The ritual slaughter of turkeys; the fact that each American's average Thanksgiving
dinner is 2000 calories, and that we live in a country with 5% of the world's
people consuming 27% of the world's natural resources, while making 50% of its
garbage - these present us with strong arguments against factory farming, with
its subjugation of animals (and plants) to severe abuse, genetic engineering,
pesticides, and a sewer of antibiotics, leading to conditions that not only
torture the animals but enter the U.S. diet and severely impact on human health.
We are getting sicker as a nation physically, as well as mentally. The two are
related.
We know that we need to speak truth to power, and that justice will prevail
eventually; the questions, though, are "How long is eventually?" "How
many people must be tortured and killed in the meantime?" And, "How
can we stop it? What do we need to do, NOW?"
After reading my essay, one writer wrote: "Good Lord, I,m so depressed!
I hope he doesn'twrite Why I Hate Christmas,! His family must really look forward
to his arrival on Thanksgiving Day. For my sanity'ssake I think I,ll cling to
the revisionist version!"
Another writer asked me: "I'vebeen reading your posts for years and I wonder,
is there anything you celebrate and take joy in? We never hear about those things,
but only about what you find wrong with the world. What do you find right?"
I can answer in one word: "Resistance." Celebrate Resistance.
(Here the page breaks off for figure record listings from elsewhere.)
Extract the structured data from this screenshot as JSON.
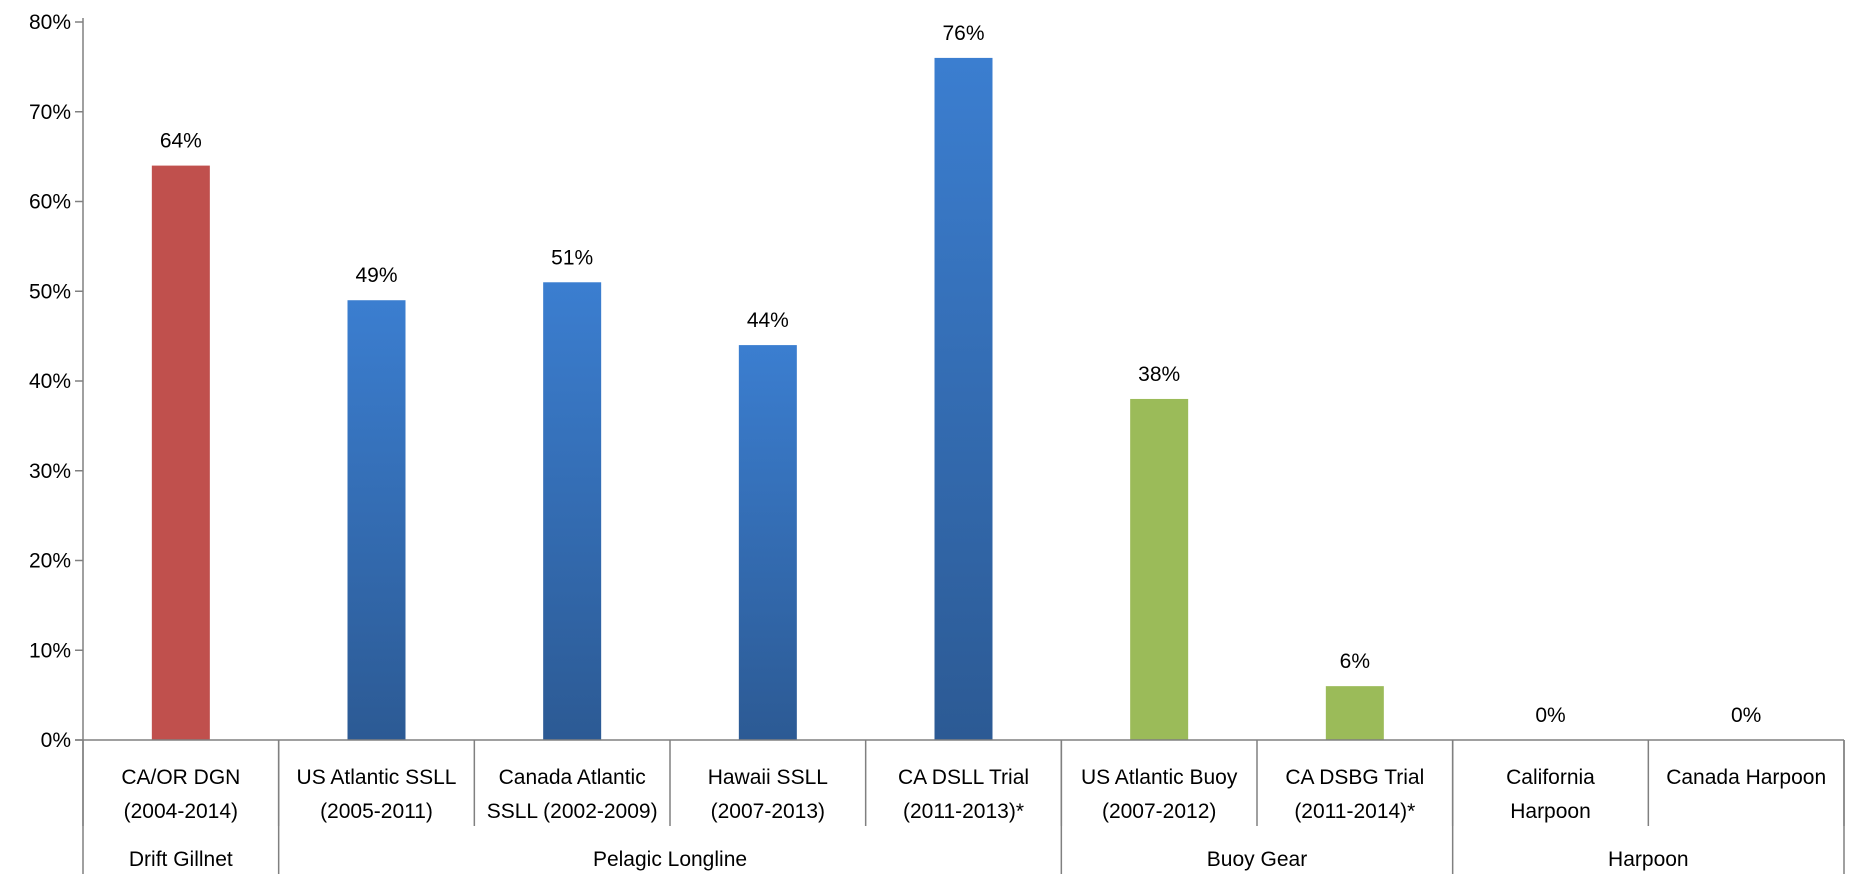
{
  "chart_data": {
    "type": "bar",
    "title": "",
    "xlabel": "",
    "ylabel": "",
    "ylim": [
      0,
      80
    ],
    "y_tick_values": [
      0,
      10,
      20,
      30,
      40,
      50,
      60,
      70,
      80
    ],
    "y_tick_suffix": "%",
    "grid": false,
    "categories": [
      {
        "lines": [
          "CA/OR DGN",
          "(2004-2014)"
        ],
        "group": "Drift Gillnet",
        "value": 64,
        "label": "64%",
        "color": "#c0504d"
      },
      {
        "lines": [
          "US Atlantic SSLL",
          "(2005-2011)"
        ],
        "group": "Pelagic Longline",
        "value": 49,
        "label": "49%",
        "color": "#3a7cc8"
      },
      {
        "lines": [
          "Canada Atlantic",
          "SSLL (2002-2009)"
        ],
        "group": "Pelagic Longline",
        "value": 51,
        "label": "51%",
        "color": "#3a7cc8"
      },
      {
        "lines": [
          "Hawaii SSLL",
          "(2007-2013)"
        ],
        "group": "Pelagic Longline",
        "value": 44,
        "label": "44%",
        "color": "#3a7cc8"
      },
      {
        "lines": [
          "CA DSLL Trial",
          "(2011-2013)*"
        ],
        "group": "Pelagic Longline",
        "value": 76,
        "label": "76%",
        "color": "#3a7cc8"
      },
      {
        "lines": [
          "US Atlantic Buoy",
          "(2007-2012)"
        ],
        "group": "Buoy Gear",
        "value": 38,
        "label": "38%",
        "color": "#9bbb59"
      },
      {
        "lines": [
          "CA DSBG Trial",
          "(2011-2014)*"
        ],
        "group": "Buoy Gear",
        "value": 6,
        "label": "6%",
        "color": "#9bbb59"
      },
      {
        "lines": [
          "California",
          "Harpoon"
        ],
        "group": "Harpoon",
        "value": 0,
        "label": "0%",
        "color": "#9bbb59"
      },
      {
        "lines": [
          "Canada Harpoon"
        ],
        "group": "Harpoon",
        "value": 0,
        "label": "0%",
        "color": "#9bbb59"
      }
    ],
    "groups": [
      {
        "name": "Drift Gillnet",
        "count": 1
      },
      {
        "name": "Pelagic Longline",
        "count": 4
      },
      {
        "name": "Buoy Gear",
        "count": 2
      },
      {
        "name": "Harpoon",
        "count": 2
      }
    ]
  }
}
That
is what I take joy in, Resistance in its political, artistic, social, and sexual
forms.
* * *
This Thanksgiving Day, I will get together with MY family - those of you who
believe in resistance - and FAST in front of U.S. Senator Chuck Schumer's house
in Park Slope, Brooklyn, to protest his support for the wars against Iraq and
Afghanistan, the U.S. financing of Israel's occupation of Palestine, and the
detention and torture of immigrants and prisoners of war by the U.S. government.
I will fast outside Sen. Schumer's in order to meditate upon the historical
threads that bind U.S. policy today to its colonial genocide of the Native people
of Turtle Island.
I will fast for Leonard Peltier, Mumia Abu-Jamal, and all political prisoners
in the United States.
I will fast against the USA Patriot Act, repression of immigrants, and the decimation
of the Bill of rights.
I will fast against global ecological devastation.
I will fast to better contemplate what new forms the resistance will take.
The effort in finding ways to turn despair into resistance is a happy one. CREATE
the alternative. BE the alternative. Don't let the system determine for us how
to experience its rituals and warfare, or the approved ways to combat its terror.
Be Creative. Resistance keeps you young, forever!